Cet ouvrage se défend d'être une autobiographie mais il en a fort l'air. Dominique Grange, compagne de Jacques Tardi, a été une chanteuse engagée maoïste dans la période 1968-74. Ce sont ces années que cette bande dessinée retrace en jouant un peu avec la chronologie.
C'est du Tardi : touchant dans les lieux que l'on croise (ha, ces escaliers de la Sorbonne occupée...), avec ces grosses paluches improbables. Ici, le récit est assez resserré, comme un témoignage que l'on retrace, et l'intrigue évite donc de se perdre dans un style roman-feuilleton. On est plutôt dans la reconstitution, une reconstitution à hauteur de maoïste, qui se situe donc entre les quatre roues d'une 2CV, les locaux d'usines devant lesquels on manifeste, les appartements miteux, les troquets où l'on rédige un tract sur un coin de table. On croise beaucoup de jeunes gens habités par les écrits de Mao Tsé-toung, et il y a de tout parmi eux, mais il y a semble-t-il une émotion commune et une solidarité. Une même haine des flics aussi.
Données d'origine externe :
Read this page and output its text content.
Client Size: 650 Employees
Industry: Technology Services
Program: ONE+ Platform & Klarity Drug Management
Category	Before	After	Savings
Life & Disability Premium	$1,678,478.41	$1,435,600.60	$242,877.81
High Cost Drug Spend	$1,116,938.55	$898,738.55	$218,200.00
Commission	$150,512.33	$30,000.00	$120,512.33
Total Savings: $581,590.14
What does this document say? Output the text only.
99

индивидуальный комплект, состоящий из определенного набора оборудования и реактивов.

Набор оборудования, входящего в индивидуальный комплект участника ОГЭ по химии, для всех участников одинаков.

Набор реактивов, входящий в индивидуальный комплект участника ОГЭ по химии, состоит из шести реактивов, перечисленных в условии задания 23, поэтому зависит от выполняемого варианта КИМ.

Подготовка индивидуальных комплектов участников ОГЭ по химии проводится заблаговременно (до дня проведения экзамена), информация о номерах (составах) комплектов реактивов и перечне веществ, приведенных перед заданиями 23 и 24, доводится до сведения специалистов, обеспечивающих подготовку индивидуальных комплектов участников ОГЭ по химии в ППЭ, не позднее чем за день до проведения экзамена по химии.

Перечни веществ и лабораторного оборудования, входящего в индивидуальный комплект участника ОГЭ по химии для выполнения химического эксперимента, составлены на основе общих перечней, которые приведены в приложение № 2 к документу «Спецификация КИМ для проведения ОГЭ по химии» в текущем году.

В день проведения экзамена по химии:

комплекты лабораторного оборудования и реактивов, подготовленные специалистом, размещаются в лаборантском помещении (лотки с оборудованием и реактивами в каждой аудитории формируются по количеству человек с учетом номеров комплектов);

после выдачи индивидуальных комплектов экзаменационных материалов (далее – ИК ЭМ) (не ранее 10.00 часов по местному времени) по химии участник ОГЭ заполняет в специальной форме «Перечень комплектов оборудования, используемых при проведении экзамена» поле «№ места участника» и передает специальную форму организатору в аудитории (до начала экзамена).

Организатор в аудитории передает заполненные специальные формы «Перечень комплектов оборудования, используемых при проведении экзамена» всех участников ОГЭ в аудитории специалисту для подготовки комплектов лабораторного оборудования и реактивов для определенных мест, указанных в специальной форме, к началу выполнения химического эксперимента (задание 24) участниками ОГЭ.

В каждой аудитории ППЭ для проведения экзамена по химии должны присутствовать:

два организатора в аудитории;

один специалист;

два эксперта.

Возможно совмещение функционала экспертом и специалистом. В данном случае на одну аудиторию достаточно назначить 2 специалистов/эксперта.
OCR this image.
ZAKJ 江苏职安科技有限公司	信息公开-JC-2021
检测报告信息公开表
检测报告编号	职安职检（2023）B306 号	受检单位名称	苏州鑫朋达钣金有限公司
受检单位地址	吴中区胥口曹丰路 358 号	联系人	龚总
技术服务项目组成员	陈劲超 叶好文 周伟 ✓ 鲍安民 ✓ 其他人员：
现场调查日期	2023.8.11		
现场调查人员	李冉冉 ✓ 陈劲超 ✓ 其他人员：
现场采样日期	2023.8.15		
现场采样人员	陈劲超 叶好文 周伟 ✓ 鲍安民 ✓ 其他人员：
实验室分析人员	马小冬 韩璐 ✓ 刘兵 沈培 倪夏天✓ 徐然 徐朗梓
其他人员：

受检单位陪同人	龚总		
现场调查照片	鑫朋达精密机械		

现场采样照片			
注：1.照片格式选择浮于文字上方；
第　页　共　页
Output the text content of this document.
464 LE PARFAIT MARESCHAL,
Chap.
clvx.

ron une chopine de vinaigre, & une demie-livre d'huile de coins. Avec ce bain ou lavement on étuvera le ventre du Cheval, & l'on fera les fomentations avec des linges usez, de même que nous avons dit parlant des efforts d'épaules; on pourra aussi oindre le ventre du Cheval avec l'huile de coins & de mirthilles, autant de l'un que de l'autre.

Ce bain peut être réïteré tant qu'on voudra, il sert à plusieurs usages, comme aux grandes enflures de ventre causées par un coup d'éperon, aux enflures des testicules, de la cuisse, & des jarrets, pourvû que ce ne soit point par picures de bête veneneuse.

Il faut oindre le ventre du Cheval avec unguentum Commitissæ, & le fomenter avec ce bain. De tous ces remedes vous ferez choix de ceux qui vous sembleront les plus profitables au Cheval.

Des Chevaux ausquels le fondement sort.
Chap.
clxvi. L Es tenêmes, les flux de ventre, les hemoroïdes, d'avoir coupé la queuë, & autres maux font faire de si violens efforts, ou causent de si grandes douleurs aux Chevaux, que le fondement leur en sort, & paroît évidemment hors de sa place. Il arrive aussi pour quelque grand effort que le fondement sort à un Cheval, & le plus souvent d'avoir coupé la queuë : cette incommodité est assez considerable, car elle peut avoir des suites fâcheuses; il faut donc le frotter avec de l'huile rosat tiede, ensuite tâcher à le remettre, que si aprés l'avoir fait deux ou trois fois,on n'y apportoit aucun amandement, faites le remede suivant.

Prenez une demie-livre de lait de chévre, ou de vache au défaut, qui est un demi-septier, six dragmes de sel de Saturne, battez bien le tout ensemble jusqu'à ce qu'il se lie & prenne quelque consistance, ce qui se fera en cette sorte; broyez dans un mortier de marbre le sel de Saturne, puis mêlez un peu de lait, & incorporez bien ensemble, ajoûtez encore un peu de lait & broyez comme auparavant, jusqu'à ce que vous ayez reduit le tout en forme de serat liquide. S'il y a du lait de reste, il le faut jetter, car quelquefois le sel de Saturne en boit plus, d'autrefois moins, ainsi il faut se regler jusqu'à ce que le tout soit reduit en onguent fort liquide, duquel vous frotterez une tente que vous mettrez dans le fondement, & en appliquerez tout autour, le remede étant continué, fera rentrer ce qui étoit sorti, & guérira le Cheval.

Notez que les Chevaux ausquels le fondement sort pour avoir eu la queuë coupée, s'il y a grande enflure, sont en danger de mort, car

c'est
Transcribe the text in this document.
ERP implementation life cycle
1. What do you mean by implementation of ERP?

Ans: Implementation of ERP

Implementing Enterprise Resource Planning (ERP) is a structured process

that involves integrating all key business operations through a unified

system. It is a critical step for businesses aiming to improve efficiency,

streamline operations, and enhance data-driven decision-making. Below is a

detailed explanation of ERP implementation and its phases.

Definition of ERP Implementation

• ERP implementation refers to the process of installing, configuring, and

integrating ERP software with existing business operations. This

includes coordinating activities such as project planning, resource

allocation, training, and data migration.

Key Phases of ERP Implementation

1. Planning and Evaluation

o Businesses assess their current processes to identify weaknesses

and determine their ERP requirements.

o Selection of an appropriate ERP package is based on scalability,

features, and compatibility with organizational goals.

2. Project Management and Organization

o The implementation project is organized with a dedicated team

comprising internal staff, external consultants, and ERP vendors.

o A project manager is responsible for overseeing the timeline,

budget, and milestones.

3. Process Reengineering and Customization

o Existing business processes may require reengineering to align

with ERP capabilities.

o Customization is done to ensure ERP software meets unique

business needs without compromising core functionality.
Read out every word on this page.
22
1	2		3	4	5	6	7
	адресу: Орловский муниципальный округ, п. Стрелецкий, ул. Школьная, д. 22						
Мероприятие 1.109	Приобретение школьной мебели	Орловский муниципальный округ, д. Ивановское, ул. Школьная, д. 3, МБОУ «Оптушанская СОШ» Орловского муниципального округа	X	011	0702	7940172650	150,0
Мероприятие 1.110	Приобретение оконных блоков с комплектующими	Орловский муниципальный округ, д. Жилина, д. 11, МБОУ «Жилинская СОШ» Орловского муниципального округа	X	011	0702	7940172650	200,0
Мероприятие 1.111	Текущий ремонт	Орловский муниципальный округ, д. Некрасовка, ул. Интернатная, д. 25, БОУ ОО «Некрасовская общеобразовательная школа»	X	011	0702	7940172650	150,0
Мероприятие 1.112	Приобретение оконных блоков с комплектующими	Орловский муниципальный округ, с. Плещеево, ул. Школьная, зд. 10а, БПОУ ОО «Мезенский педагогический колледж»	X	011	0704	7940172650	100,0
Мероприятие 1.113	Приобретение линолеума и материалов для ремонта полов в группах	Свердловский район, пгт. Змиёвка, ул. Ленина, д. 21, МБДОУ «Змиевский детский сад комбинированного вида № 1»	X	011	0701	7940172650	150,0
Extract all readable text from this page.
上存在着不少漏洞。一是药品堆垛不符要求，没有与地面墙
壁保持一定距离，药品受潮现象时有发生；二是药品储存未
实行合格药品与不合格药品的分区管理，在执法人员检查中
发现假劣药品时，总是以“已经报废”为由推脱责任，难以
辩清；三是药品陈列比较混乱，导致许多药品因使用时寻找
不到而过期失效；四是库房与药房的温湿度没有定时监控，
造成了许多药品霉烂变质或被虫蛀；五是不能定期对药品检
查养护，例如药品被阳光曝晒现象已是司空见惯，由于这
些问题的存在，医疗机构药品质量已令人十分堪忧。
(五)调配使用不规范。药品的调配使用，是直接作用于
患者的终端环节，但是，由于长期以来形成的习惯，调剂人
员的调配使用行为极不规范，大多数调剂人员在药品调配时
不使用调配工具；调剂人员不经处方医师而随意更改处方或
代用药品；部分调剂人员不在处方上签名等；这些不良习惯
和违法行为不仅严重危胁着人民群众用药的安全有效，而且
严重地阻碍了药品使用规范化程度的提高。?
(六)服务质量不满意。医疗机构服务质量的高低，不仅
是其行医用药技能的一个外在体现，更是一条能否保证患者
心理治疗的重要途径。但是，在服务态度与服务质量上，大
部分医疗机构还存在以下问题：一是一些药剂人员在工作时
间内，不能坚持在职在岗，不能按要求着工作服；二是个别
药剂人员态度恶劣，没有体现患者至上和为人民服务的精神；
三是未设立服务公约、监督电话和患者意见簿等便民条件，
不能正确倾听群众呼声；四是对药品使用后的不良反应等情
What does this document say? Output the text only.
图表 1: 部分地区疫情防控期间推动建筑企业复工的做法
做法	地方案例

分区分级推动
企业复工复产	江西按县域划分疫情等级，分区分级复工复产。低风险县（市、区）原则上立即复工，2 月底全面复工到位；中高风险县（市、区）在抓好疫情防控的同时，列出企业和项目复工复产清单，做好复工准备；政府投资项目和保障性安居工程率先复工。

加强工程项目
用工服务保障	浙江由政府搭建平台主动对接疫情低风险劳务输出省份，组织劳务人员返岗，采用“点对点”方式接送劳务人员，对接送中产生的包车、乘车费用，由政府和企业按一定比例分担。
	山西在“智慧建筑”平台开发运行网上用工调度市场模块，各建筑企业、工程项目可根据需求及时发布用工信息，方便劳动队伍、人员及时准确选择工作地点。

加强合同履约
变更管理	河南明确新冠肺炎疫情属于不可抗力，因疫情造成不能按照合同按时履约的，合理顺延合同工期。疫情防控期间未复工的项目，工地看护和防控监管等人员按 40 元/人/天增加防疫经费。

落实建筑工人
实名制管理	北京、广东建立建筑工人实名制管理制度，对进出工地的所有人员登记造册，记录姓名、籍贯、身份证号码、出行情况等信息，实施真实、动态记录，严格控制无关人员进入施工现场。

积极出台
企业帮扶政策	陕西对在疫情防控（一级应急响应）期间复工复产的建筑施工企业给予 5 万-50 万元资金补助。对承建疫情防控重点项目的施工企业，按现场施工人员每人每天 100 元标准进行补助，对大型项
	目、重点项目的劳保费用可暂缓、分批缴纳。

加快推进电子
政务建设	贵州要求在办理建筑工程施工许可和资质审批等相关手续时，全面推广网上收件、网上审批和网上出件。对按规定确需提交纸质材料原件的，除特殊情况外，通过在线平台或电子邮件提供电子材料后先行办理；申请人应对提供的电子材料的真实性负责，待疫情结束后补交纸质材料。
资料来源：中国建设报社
Le livre retrace beaucoup de conflits sociaux de l'époque gaullienne, l'occasion de rappeler la brutalité du dialogue social sous Mongénéral, avec la mention de morts et de centaines de blessés dans certaines manifestations. A croire, au fonds, que mes années de jeunesse étaient une parenthèse bénie pendant laquelle on pouvait manifester pépère. Pour ce côté historique, ce côté "j'ouvre la boîte à chaussure et je reprends mes archives", cette bande dessinée est très touchante. Elle garde la critique du maoïsme pour le post-scriptum, pour se concentrer surtout sur les galères, les moments de grâce, les moments d'abattement, bref les hauts et les bas de jeunes gens énervés et déterminés à aider l'avènement de la révolution mondiale. C'est presque un vademecum de ce qu'il faudrait savoir refaire aujourd'hui pour retrouver une capacité à être solidaire de ceux qui sont écrasés par le capitalisme.
Un fort bel ouvrage, salutaire. Décidément Tardi, en vieillissant, sait ramasser son propos pour aller à l'essentiel.